O que aconteceu: usuários da Coldcard começaram a relatar perdas na quinta-feira (30). Depois de negar o incidente, a empresa reconheceu a falha e orientou clientes a mover os fundos para outras carteiras ou para corretoras. Dados da CryptoQuant indicam que esse fluxo levou o volume de bitcoins em exchanges ao maior nível dos últimos 30 dias.

Em números: os depósitos somaram cerca de 14 mil BTC, equivalente a US$ 894 milhões (aprox. R$ 5,2 bi). Segundo Sani, fundador da TimechainIndex, mais de 10.000 BTC foram enviados para corretoras nas 33 horas seguintes ao início do caso.
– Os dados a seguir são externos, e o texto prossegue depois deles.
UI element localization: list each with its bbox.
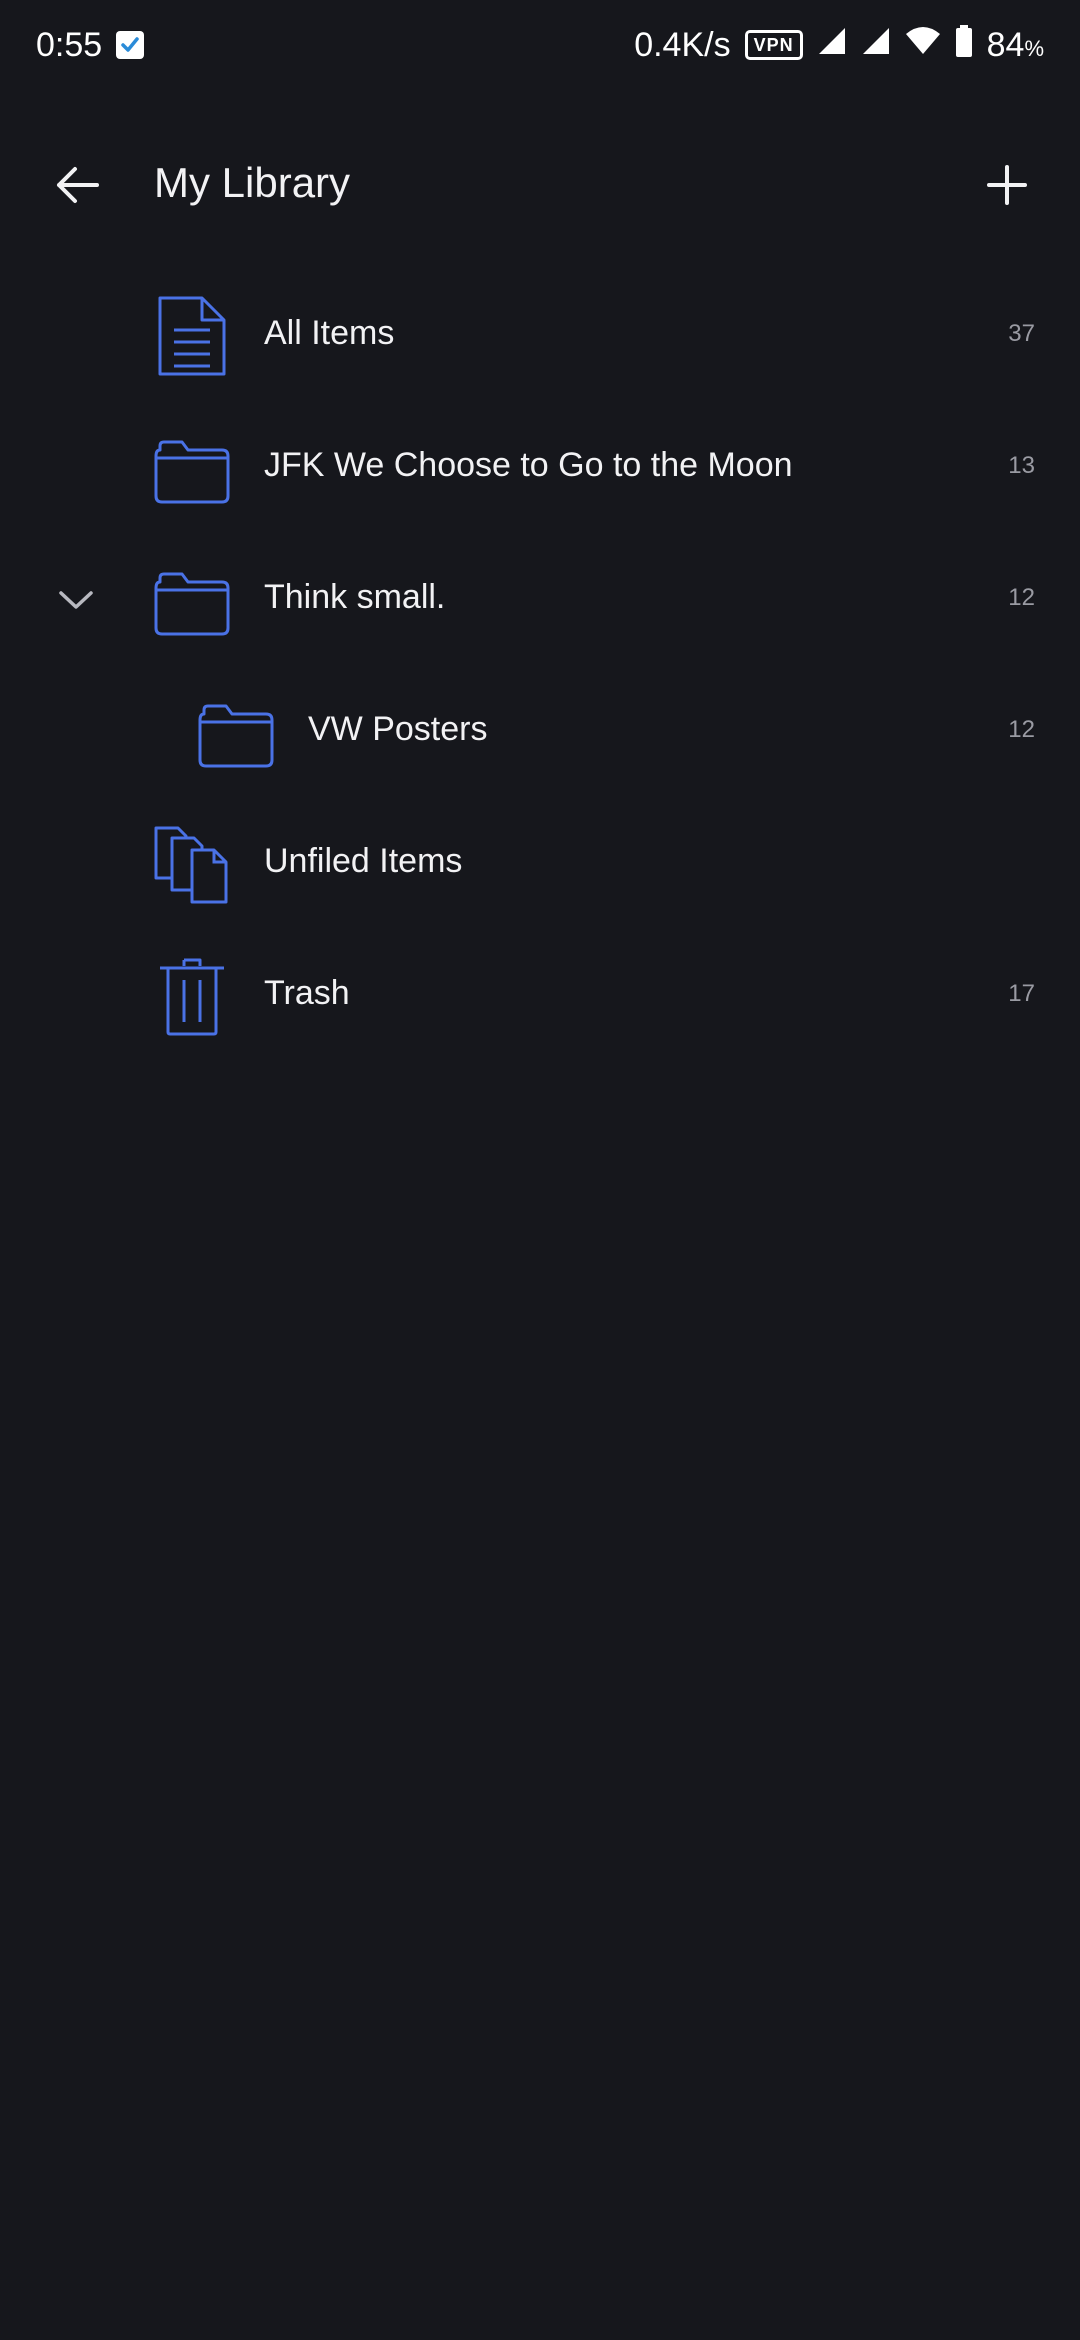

Mesmo com essa entrada, o preço do BTC não mostrou queda forte. A leitura do mercado é que os investidores não correram para vender, mas sim para reduzir o risco de manter a autocustódia (quando a própria pessoa guarda suas chaves e responde integralmente pela segurança dos ativos).

A Galaxy Research afirmou que o ataque teve três levas. Na primeira, 1.195 endereços foram esvaziados; na segunda, mais 1.478; e na terceira, 1.912. Ao todo, foram roubados 1.367 BTC, cerca de US$ 87 milhões (aprox. R$ 505 mi), afetando 4.585 endereços que, segundo a estimativa citada, corresponderiam a cerca de 4.500 investidores.

Para o brasileiro que usa autocustódia, o episódio reforça um ponto prático: guardar cripto fora de corretora dá mais controle, mas também transfere todo o risco operacional e de segurança para o usuário.